Abstract

Introduction: Heart Failure hospitalization (HFH) is a major clinical event and economic burden. Heart Rate Reserve (HRR), a marker of chronotropic incompetence is associated with mortality, but its prognostic value in HF progression is unknown. Methods: In this multi-center study, HF patients with NYHA class 2-3, in sinus rhythm, on stable medical therapy underwent a cardiopulmonary exercise test (CPET) from 2008-2013 at Columbia University Medical Center and were prospectively followed for 3 endpoints: HFH, inotrope dependence or worse, and heart replacement therapy or death (HRT-D). Various clinical variables including HRR were evaluated and included in risk score models. The models with highest significance were validated in an independent cohort from Montefiore Medical Center Results: In the derivative cohort of 135 patients, low pVO2, HRR, and LVEF were significantly associated with all 3 endpoints. Using ROC analysis, HRR<45% was equivalent to pVO2<14 ml/kg/min in predicting all outcomes.
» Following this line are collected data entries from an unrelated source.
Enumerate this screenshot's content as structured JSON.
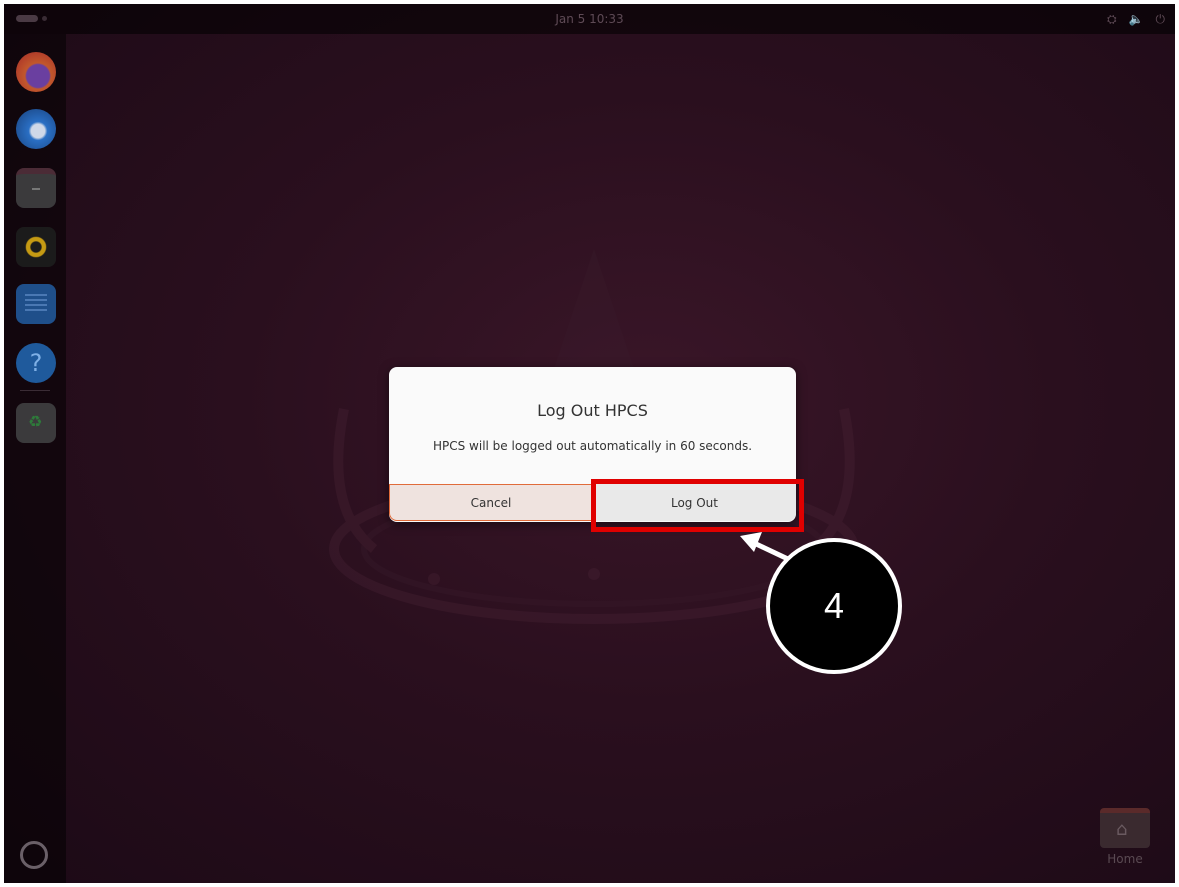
{
  "topbar": {
    "clock": "Jan 5  10:33",
    "icons": [
      "network-icon",
      "volume-icon",
      "power-icon"
    ]
  },
  "dock": {
    "items": [
      {
        "name": "firefox"
      },
      {
        "name": "thunderbird"
      },
      {
        "name": "files"
      },
      {
        "name": "rhythmbox"
      },
      {
        "name": "libreoffice-writer"
      },
      {
        "name": "help",
        "glyph": "?"
      },
      {
        "name": "trash"
      }
    ]
  },
  "dialog": {
    "title": "Log Out HPCS",
    "message": "HPCS will be logged out automatically in 60 seconds.",
    "cancel_label": "Cancel",
    "logout_label": "Log Out"
  },
  "annotation": {
    "step_number": "4",
    "highlight_color": "#e00000"
  },
  "desktop": {
    "home_label": "Home"
  }
}
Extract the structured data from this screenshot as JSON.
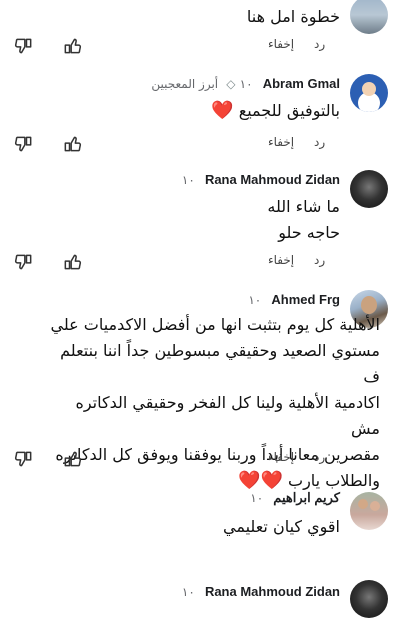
{
  "actions": {
    "reply": "رد",
    "hide": "إخفاء"
  },
  "comments": [
    {
      "text": "خطوة امل هنا"
    },
    {
      "author": "Abram Gmal",
      "badge": "أبرز المعجبين",
      "time": "١٠",
      "text": "بالتوفيق للجميع",
      "emoji": "❤️"
    },
    {
      "author": "Rana Mahmoud Zidan",
      "time": "١٠",
      "text_line1": "ما شاء الله",
      "text_line2": "حاجه حلو"
    },
    {
      "author": "Ahmed Frg",
      "time": "١٠",
      "text_lines": [
        "الأهلية كل يوم بتثبت انها من أفضل الاكدميات علي",
        "مستوي الصعيد وحقيقي مبسوطين جداً اننا بنتعلم ف",
        "اكادمية الأهلية ولينا كل الفخر وحقيقي الدكاتره مش",
        "مقصرين معانا أبداً وربنا يوفقنا ويوفق كل الدكاتره",
        "والطلاب يارب"
      ],
      "emoji": "❤️❤️"
    },
    {
      "author": "كريم ابراهيم",
      "time": "١٠",
      "text": "اقوي كيان تعليمي"
    },
    {
      "author": "Rana Mahmoud Zidan",
      "time": "١٠"
    }
  ]
}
The model using LVEF<30%, pVO2<14 ml/kg/min and HRR<45% as binary cut-offs (total score: 0-3) was able to stratify patients into different risk strata for freedom from HFH (p<0.001, Fig-1), freedom from inotrope dependence or worse (p<0.001) and from HRT-D (p<0.001, Fig-2) at 1 year. A simpler model using LVEF<30% and HRR<45% (total score: 0-2) was also able to risk stratify patients (p<0.001). These results were validated in an independent cohort of 294 patients. Conclusions: HRR is a strong predictor of outcomes in advanced HF. If a metabolic cart is unavailable, a simple risk score using HRR<45% and LVEF<30% alone can help clinicians identify patients at highest risk for HFH.